Chromatin immunoprecipitation, or ChIP, is a widely used method that has yielded countless insights into gene regulation by determining where chromatin-binding proteins latch onto DNA sequences. Formaldehyde is used to cross-link these interactions in cells; the chromatin is isolated and fragmented; and an antibody specific to a chromatin-binding protein of interest is used to pull down the DNA sequences, which are then identified by PCR, microarray or sequencing.

For all its power, however, ChIP provides little information about the stability or dynamics of protein-DNA interactions. “I was impressed by the quantity and quality of data that was accumulating that told us where factors bind to chromatin, but we were still somehow left wanting in terms of our understanding of how to interpret it, or take that and translate it into a deeper understanding of mechanism,” says David Auble of the University of Virginia Health System. Live-cell imaging studies have shown that many chromatin interactions are short lived, but imaging methods cannot pinpoint binding locations with high resolution.

With the goal of making more biochemically rigorous ChIP measurements in cells, Auble, a biologist, teamed up with his colleague Stefan Bekiranov, a physicist and bioinformatics expert. The result, after nearly 5 years of work, is an approach that mathematically describes the dependence of the ChIP signal on formaldehyde cross-linking time, a method the researchers call cross-linking kinetic analysis, or CLK, pronounced like “clock.” The overall on-rate, off-rate and fraction of bound chromatin at steady state can be extracted in such an experiment, enabling the half-life of a chromatin complex of interest to be calculated.

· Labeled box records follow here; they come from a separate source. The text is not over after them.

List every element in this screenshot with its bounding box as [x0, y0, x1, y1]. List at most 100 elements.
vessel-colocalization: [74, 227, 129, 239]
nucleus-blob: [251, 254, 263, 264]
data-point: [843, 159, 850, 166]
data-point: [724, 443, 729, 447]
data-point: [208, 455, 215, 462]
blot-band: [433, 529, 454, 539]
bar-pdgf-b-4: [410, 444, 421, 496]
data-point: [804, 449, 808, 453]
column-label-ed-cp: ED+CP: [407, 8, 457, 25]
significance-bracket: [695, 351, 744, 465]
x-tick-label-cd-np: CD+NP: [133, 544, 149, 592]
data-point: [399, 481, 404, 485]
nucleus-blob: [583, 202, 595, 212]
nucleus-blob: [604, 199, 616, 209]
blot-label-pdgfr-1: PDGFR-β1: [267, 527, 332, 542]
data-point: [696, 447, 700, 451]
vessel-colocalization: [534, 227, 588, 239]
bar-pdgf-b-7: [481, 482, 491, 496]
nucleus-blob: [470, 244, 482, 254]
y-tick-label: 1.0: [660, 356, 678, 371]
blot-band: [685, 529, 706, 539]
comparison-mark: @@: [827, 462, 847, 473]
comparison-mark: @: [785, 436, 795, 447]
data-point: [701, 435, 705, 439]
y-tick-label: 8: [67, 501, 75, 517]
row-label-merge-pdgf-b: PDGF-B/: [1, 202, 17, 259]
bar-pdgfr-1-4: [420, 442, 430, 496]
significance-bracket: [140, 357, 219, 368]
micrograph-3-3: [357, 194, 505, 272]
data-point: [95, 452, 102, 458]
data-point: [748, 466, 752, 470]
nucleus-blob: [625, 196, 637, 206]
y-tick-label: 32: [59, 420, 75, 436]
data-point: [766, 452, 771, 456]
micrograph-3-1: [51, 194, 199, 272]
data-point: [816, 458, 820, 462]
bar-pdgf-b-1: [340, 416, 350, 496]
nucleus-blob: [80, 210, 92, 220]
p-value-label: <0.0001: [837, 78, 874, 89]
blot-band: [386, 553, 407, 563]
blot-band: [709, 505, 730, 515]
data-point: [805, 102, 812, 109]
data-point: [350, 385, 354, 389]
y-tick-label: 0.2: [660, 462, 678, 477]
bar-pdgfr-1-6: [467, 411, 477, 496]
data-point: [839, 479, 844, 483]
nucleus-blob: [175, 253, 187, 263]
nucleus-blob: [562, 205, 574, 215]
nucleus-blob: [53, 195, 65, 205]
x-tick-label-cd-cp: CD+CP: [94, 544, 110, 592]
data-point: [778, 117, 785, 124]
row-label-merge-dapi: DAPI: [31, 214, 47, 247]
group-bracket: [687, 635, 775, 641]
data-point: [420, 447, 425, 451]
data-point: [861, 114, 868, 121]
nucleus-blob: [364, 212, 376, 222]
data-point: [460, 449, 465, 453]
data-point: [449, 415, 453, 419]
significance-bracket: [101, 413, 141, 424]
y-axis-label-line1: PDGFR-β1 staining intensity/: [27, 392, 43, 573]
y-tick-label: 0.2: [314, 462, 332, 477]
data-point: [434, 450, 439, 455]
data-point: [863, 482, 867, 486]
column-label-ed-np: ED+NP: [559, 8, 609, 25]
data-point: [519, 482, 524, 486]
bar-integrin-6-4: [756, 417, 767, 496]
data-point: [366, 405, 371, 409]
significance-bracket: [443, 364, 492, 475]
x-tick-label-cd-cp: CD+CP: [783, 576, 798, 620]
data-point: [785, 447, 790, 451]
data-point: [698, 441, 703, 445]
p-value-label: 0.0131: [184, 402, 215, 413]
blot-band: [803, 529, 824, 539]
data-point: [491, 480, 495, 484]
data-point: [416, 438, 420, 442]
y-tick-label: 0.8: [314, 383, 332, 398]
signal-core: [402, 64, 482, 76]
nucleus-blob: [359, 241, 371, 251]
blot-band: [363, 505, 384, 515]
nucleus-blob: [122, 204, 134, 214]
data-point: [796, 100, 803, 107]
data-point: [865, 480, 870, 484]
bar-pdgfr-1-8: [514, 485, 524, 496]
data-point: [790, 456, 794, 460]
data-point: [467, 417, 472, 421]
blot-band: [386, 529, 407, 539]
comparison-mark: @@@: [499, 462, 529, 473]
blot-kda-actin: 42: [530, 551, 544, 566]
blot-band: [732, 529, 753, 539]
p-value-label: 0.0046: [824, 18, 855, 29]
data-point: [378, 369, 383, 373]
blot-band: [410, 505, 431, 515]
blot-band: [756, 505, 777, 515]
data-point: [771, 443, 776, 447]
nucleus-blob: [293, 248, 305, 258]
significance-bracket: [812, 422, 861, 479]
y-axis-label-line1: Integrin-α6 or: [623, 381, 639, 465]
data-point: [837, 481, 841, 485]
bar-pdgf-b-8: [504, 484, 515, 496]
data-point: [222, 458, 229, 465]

Working in yeast, Auble's team used a quench-flow apparatus to analyze formaldehyde-treated samples with subsecond time resolution. After establishing that CLK was working as intended with a series of crucial control experiments, the researchers analyzed Gal4 binding to the GAL3 promoter in a proof-of-principle test. They found that the half-life of the Gal4-GAL3 interaction was about 10 minutes; but the promoter occupancy was low, which suggested that a single complex triggers multiple rounds of transcription initiation and that the GAL3 gene is transcribed in infrequent bursts. They also analyzed two transcription factors whose dynamic behaviors were independently validated with fluorescence recovery after photobleaching experiments.

The researchers then looked at the dynamic interactions of the TATA-binding protein (TBP) with seven different promoters driven by RNA polymerases I, II or III. They were particularly interested in studying the effect of mutations to Mot1, an enzyme that dissociates the TBP-DNA interaction. They found that, as expected from biochemical evidence, Mot1 mutations increased the TBP ChIP signal at RNA polymerase II promoters. However, further experiments showed that these mutant interactions were unstable, and CLK analysis showed that TBP binding was far more dynamic in Mot1 mutant cells. Overall, this indicated that the role of Mot1 is to dissociate weakly bound TBP complexes in order to facilitate more stable binding. “It completely turned our understanding of the phenomenon on its head,” says Auble. “The enzyme is doing the same thing we always thought it did—it's just not targeting the complexes we thought it was targeting: it's targeting these weakly bound, transcriptionally inactive ones.”

Auble plans to continue to improve the CLK approach, both by refining the kinetic model to make it more accurate and by streamlining the experimental approach to make it less labor intensive and to potentially scale up to genome-wide analyses. He is hopeful that others will adopt the method to address other interesting sorts of questions, such as whether transcription complexes are dynamic at one type of promoter and how features of dynamics correlate with transcription output and chromatin structure. “To me, it would be very satisfying if people felt that it was something generally useful and were even able to improve upon it and modify it for whatever it is they were interested in doing,” he says.